Validating DataFrames¶
Once your checks are defined and grouped into a CheckSet, pass them to the BatchDQEngine together with your Spark DataFrame. The engine evaluates all rules in a single pass and returns a structured BatchValidationResult.
from sparkdq.checks import NullCheckConfig
from sparkdq.engine import BatchDQEngine
from sparkdq.management import CheckSet
check_set = CheckSet()
check_set.add_check(NullCheckConfig(check_id="my-null-check", columns=["email"]))

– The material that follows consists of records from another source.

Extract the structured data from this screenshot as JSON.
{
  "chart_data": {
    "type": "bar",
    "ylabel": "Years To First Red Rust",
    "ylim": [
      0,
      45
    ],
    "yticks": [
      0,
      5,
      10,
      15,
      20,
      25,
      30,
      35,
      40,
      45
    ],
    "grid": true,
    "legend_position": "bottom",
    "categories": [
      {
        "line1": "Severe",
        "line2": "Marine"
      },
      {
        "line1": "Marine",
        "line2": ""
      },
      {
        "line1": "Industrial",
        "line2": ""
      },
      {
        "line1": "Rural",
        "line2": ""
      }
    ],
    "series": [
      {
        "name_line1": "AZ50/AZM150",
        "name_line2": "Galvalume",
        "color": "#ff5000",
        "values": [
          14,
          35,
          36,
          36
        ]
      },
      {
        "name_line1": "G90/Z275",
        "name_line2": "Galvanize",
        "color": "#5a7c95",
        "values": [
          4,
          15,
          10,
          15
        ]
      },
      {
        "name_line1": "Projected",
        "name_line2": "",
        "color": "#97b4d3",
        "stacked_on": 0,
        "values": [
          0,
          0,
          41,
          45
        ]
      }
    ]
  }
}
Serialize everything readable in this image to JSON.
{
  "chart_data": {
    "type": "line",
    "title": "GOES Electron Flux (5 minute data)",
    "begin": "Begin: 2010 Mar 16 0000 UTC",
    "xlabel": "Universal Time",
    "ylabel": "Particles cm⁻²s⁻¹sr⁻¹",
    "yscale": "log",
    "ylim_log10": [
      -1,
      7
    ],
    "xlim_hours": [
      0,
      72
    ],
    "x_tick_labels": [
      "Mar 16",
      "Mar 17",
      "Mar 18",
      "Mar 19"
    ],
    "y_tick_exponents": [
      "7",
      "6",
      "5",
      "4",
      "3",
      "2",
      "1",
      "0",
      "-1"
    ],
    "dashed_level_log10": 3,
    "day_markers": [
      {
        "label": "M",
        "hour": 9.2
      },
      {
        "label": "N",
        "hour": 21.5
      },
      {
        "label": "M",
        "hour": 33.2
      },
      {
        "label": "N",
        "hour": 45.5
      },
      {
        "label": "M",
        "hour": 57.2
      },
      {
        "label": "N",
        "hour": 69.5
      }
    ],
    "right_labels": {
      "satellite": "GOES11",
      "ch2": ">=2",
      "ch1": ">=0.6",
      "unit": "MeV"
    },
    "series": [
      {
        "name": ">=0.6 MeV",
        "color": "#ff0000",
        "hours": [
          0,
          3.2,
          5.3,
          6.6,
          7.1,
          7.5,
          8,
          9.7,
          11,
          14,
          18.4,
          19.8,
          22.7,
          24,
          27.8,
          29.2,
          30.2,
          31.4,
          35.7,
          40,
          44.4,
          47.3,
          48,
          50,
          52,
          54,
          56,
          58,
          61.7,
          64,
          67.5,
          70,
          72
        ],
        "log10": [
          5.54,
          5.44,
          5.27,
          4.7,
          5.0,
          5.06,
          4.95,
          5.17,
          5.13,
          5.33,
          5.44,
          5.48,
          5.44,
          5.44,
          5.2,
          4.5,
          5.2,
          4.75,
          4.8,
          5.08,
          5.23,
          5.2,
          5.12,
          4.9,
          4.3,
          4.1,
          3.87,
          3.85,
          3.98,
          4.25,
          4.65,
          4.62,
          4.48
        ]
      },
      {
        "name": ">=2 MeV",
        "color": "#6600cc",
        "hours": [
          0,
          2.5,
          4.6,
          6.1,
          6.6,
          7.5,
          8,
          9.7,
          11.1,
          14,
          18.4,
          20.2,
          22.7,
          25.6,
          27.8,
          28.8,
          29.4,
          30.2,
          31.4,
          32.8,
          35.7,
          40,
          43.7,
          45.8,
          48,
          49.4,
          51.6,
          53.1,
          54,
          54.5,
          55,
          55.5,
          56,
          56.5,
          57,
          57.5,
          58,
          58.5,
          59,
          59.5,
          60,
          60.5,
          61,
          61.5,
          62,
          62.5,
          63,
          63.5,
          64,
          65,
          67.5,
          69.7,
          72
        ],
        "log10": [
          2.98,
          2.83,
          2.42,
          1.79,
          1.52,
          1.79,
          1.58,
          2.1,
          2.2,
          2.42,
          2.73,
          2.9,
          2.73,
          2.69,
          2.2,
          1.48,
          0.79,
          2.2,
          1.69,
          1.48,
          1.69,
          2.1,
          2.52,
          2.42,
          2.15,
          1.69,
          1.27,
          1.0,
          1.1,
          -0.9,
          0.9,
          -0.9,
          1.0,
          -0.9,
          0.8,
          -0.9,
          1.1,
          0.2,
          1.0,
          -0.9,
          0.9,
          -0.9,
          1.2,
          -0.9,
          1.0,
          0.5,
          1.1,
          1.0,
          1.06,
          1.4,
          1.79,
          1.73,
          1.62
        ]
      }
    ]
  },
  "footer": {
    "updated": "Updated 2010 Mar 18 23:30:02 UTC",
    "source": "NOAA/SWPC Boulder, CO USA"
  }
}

result = BatchDQEngine(check_set).run_batch(df)
result.pass_df().show()
result.fail_df().select("_dq_errors").show(truncate=False)
print(result.summary())
What Happens Under the Hood¶
When run_batch() is called, the engine:
- evaluates all row-level checks and marks failing rows individually
- evaluates all aggregate checks against the full DataFrame
- annotates every row with
_dq_passed,_dq_errors, and_dq_validation_ts - returns a result object ready to be queried or routed
Working with the Result¶
| Method | Description |
|---|---|
pass_df() |
Records that passed all critical checks |
fail_df() |
Records that failed at least one critical check |
warn_df() |
Passing records that triggered one or more warning-level violations |
summary() |
Structured summary with record counts, pass rate, and timestamp |
Result Columns¶
SparkDQ automatically adds the following columns to your DataFrame:
| Column | Description |
|---|---|
_dq_passed |
Boolean flag — true if the row passed all critical checks |
_dq_errors |
Array of structured errors per failed check (check-id, name, severity) |
_dq_validation_ts |
Timestamp of the validation run |